After you have made it through the first few days of a disaster, your access to credit may become a real lifesaver. But you will need to take action in order to protect it.
No credit grantor wants to be reported as being a "bad guy" when a disaster strikes. Virtually all credit grantors will be willing to work with you to protect your credit, but action will be required on your part.
Call your creditors and explain your circumstances. If you mailed a bill just prior to a disaster, call and make sure that they received payment. If you have bills due shortly after a disaster, let them know if your bank is closed, or the post office isn’t open, or you have no access to checks because you lost your home. They will work with you. Normally they will agree to postpone payments, waive late fees, and not report late payments or do anything else that will hurt your credit. But you do need to make the call.
So, What about the communicable diseases?
Communicable diseases may seem like an odd topic for ACCESS to cover, but the economic ramifications of some sort of pandemic in the United States is just too high for us to ignore.

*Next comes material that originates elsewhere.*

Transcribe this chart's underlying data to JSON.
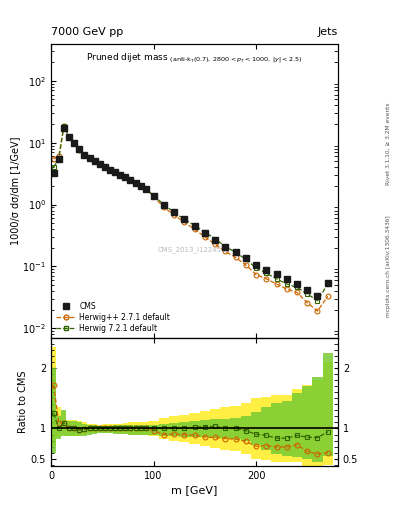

Take the bird flu. Here is a little history on the state of the disease, what can be expected, and what you can do to protect yourself economically.
First of all, the term bird-flu may be a bit off. That’s because flu actually originated in birds. The term really refers to strains of flu that are new and can only be passed from one bird to another. At some point, these flu strains mutate; first gaining the ability to be passed from a bird to a human, and eventually being able to be passed from one human to another. When this happens, these strains can be extremely lethal to people. This how pandemics begin.

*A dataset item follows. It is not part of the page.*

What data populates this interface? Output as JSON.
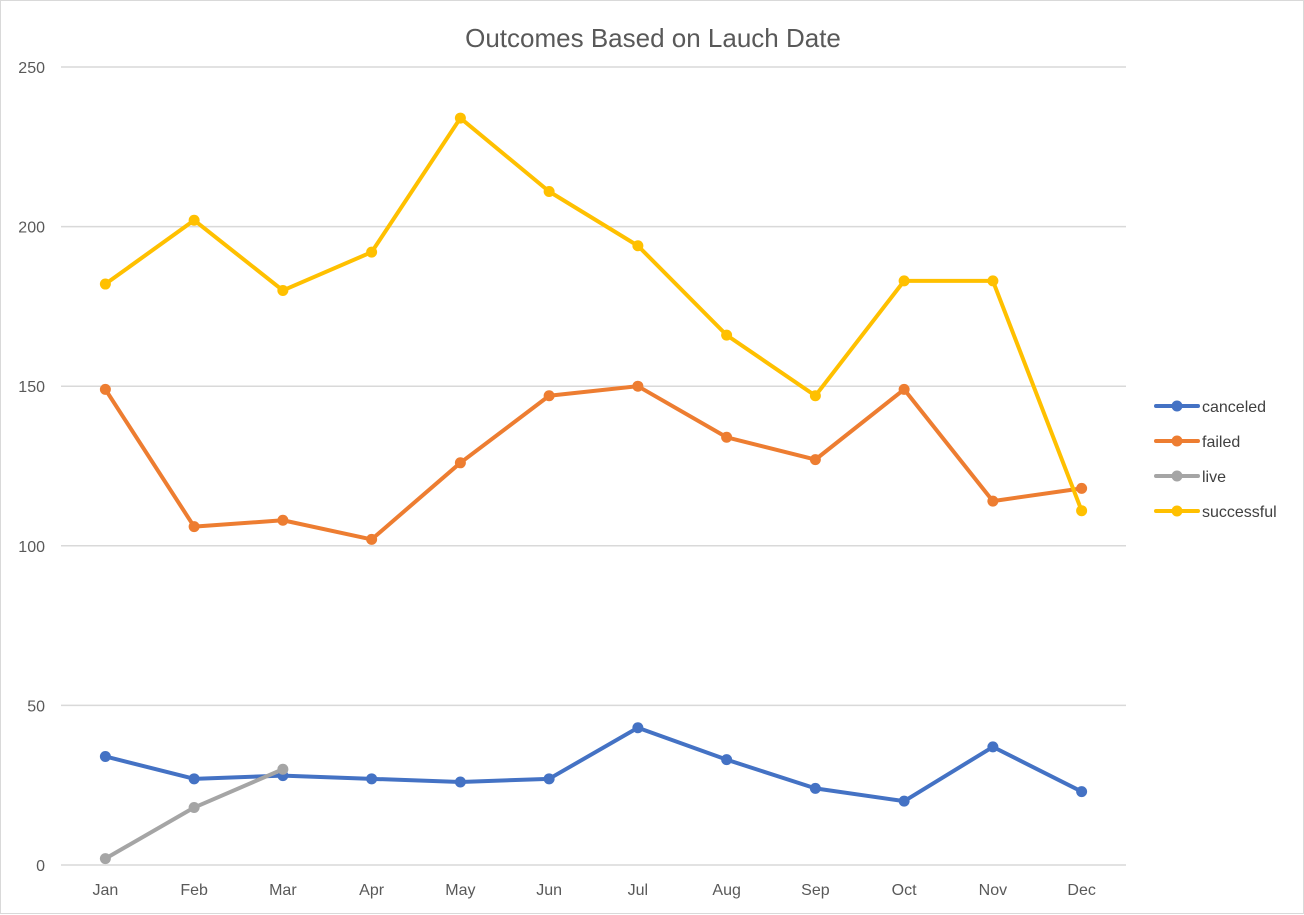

Flu pandemics have happened before. In 1957 and 1968, there were relatively small pandemics. But in 1918, the Spanish Flu became the most deadly disease in history. It killed between 30 and 40 million people worldwide. In the United States there were 675,000 deaths; 200,000 of these happening in a single month.
Starting in 1997, a new strain of flu known as H5N1 was seen in birds in Hong Kong. This strain had some disturbing characteristics. First, it was 100% fatal to the birds that contracted it. Second, it had the ability to be passed from birds to humans. And finally, more than 50% of the people who have contracted the disease have died from it.

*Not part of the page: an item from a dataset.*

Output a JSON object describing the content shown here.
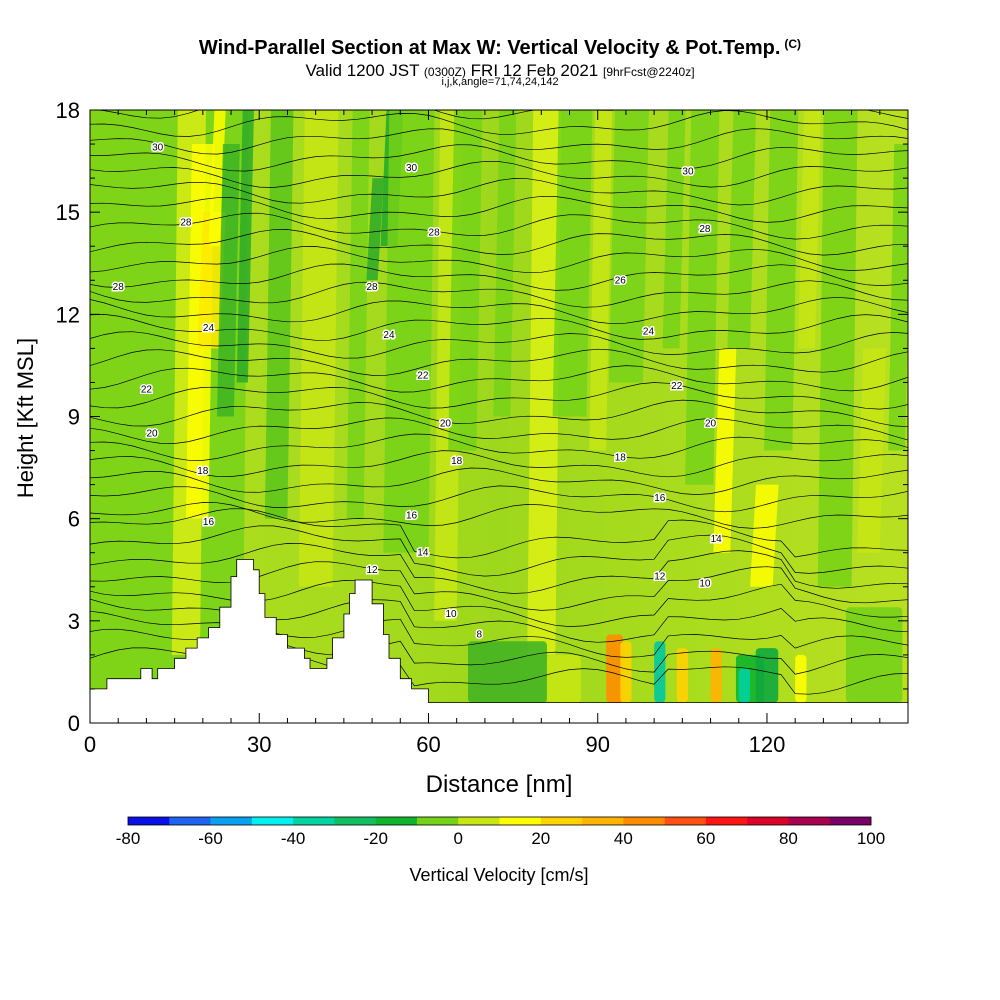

Authorities in Hong Kong were able to contain the disease in 1997, but it reappeared in 2003 and containment may no longer be an option. Between 2003 and late 2005, the disease infected more than 140 people in China, Thailand, Vietnam and Indonesia, killing more than 70 of them. But in October of last year, H5N1 migrated out of Southeast Asia and arrived in Turkey. And the Turkish version of H5N1 has mutated in a way that makes it much more infectious to humans. The Turkish strain has also been found in the Ukraine.
The Economic Consequences
Turkey was the first country to experience severe economic consequences as a result of bird flu. The country has a $2.5 billion poultry industry. Shortly after the disease was reported there, sales of poultry products in Turkey fell by 65%. The Turkish outbreak caused the European Union to ban the importation of Turkish poultry products and led to unemployment among those who work in the poultry industry in Turkey.
Now, compare that with a $35 billion poultry industry in the United States and you begin to get the picture.
But the poultry industry is only a small fraction of what can be expected if H5N1 begins to infect the general populations of Europe and North America. Virtually all segments of the economy are expected to suffer. The World Bank estimates that the total cost of such a pandemic will exceed $800 billion worldwide.
Protecting Yourself Economically
Unfortunately, the things that you can do to protect yourself in the event of a pandemic are limited. But that doesn’t mean that there is nothing that you can do.
Both the federal government and the various state governments are working on plans to deal with a pandemic. All of these plans have some things in common. They include quarantining those infected, restrictions on travel, school closures and advising people to work from home.